This review in the latest issue of Books & Culture by John Copeland Nagle, associate dean for Faculty Research and professor at the Notre Dame Law School, reflects on a book on the environmental history of China, by Mark Elvin.
Nagle begins the piece with a brief personal anecdote of his experience with environmental problems in China:
On the morning of March 20, 2002, I left my windowless office in the Tsinghua University Law School for a short break. Then I saw it: a bright orange sky, which soon turned brown and finally a dusky gray before eleven o’clock in the morning. What I was seeing was dust. Lots and lots of dust. So much dust, in fact, that two days later the United States Environmental Protection Agency reported that the particulate levels established by the Clean Air Act had been exceeded in Aspen, Colorado, because of the millions of dust particles that had been blown all the way from China. I soon learned that it was Mao’s fault…The orange sky that I saw in Beijing that morning was the predictable result of overgrazing and its resulting desertification.

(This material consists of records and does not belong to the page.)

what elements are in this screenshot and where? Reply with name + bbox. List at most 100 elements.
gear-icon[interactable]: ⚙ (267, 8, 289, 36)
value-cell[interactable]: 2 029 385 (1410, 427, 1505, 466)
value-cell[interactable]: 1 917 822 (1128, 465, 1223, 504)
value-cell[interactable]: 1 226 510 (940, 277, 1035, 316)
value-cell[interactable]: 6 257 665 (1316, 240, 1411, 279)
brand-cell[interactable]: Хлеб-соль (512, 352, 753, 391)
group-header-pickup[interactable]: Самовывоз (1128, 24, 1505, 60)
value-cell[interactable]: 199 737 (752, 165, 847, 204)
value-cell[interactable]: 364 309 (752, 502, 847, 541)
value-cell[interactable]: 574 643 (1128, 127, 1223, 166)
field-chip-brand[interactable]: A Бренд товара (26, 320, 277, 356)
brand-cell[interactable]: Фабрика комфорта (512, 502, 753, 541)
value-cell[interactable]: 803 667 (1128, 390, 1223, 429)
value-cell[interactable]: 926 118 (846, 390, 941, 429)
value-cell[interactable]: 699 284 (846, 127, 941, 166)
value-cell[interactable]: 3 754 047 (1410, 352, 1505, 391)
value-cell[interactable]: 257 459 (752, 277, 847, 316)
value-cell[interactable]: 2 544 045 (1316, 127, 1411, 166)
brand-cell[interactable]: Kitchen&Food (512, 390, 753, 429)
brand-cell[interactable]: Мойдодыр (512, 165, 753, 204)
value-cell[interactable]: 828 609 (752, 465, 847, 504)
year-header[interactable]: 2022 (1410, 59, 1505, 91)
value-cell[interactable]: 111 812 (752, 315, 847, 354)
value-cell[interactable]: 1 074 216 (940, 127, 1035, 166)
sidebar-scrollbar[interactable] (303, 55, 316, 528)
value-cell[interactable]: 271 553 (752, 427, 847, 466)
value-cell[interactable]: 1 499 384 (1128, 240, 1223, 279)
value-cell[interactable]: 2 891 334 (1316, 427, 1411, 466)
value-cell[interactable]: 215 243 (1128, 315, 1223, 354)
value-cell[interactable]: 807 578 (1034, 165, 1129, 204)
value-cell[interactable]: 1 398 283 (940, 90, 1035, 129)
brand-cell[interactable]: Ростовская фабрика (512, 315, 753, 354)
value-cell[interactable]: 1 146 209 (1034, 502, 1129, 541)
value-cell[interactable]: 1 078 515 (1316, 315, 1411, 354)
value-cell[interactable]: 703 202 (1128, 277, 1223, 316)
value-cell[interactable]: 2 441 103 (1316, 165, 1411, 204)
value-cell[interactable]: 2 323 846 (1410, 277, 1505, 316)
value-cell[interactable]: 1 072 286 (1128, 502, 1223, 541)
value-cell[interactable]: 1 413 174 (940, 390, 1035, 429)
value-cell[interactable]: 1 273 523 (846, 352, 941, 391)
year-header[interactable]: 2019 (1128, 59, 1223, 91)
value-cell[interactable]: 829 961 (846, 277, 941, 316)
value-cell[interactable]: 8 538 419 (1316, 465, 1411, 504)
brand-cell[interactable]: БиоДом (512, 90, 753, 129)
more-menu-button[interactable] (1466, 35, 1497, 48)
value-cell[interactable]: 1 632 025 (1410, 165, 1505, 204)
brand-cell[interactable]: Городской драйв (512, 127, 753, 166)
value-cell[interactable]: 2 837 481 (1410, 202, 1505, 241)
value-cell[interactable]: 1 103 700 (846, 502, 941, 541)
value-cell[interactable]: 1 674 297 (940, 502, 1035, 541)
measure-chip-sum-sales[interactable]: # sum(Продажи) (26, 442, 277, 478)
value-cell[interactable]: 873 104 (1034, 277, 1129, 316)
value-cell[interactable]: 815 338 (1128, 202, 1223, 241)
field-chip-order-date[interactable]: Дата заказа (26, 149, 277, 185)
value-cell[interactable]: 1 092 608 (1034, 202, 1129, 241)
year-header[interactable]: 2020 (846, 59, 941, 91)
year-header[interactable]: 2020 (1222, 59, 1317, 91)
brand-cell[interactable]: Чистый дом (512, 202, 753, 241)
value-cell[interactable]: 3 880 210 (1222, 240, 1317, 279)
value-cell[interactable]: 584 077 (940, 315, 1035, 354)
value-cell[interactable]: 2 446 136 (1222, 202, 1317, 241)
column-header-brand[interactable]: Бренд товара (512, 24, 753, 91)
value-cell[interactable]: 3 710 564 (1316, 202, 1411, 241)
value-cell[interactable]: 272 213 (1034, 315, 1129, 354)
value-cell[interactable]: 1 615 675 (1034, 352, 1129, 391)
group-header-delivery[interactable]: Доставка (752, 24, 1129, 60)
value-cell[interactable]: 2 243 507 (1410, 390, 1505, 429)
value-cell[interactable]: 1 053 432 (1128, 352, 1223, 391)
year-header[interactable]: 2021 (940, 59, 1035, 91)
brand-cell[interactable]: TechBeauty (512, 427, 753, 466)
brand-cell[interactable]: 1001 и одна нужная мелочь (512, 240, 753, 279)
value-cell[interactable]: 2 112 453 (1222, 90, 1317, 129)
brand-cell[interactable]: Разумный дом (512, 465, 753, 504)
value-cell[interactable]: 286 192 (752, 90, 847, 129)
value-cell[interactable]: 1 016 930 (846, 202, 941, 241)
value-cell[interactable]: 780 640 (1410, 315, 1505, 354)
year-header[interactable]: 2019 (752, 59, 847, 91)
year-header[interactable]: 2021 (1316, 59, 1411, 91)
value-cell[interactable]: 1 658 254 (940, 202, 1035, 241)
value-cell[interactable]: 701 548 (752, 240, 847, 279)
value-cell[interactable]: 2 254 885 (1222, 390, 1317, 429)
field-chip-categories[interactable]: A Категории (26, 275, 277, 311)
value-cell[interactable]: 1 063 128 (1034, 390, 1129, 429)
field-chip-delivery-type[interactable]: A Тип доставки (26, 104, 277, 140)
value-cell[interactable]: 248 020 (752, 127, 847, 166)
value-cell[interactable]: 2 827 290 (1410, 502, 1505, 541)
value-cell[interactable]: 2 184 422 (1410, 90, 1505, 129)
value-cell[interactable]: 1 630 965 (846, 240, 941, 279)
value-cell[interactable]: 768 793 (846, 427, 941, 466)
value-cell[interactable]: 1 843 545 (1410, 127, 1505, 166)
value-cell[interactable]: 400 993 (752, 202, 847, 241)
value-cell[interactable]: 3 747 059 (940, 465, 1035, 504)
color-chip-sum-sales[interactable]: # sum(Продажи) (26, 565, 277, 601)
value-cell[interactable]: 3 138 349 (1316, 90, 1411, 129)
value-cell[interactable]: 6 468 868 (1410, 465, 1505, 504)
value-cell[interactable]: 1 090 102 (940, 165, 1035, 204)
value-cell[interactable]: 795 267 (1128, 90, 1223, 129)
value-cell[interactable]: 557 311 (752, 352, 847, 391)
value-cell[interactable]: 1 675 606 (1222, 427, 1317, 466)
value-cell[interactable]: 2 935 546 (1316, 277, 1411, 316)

The review is well worth reading. Nagle writes that Elvin’s book
recounts how generations of Chinese have labored to modify the natural environment to better achieve their own ends. Three thousand years ago, China was a land where forests filled much of the landscape, elephants and other wild animals roamed, and rivers and lakes provided abundant freshwater. Today most of the forests and wild animals have long since disappeared, China suffers from some of the worst air and water pollution in the world, and the government is struggling to create the legal and social mechanisms necessary to halt and reverse its deteriorating environmental conditions.
The laundry list of environmental mistakes over the millennia in China, along with China’s classification as a “developing nation,” makes it nearly inexplicable how China is exempt from greenhouse gas emission standards under the terms of the Kyoto protocol.
Nagle ends his review with a somewhat hopeful conclusion that one of the positive consequences of the great numbers of Christian converts in China is that they might help address China’s environmental dilemma. He writes, “The last several decades have produced an extensive literature that explores the extensive biblical teaching concerning creation, stewardship, and our duty to care for the natural world in which we live.”
But this speaks to the need for freedom of speech and the practice of religion. In distinction from a place like the United States, where religious leaders are free to engage in debate over environmental policy, “the challenge is far greater in a country where the practice of religion is strictly regulated, and where the first hints of political activity inspired by religious beliefs are just emerging.”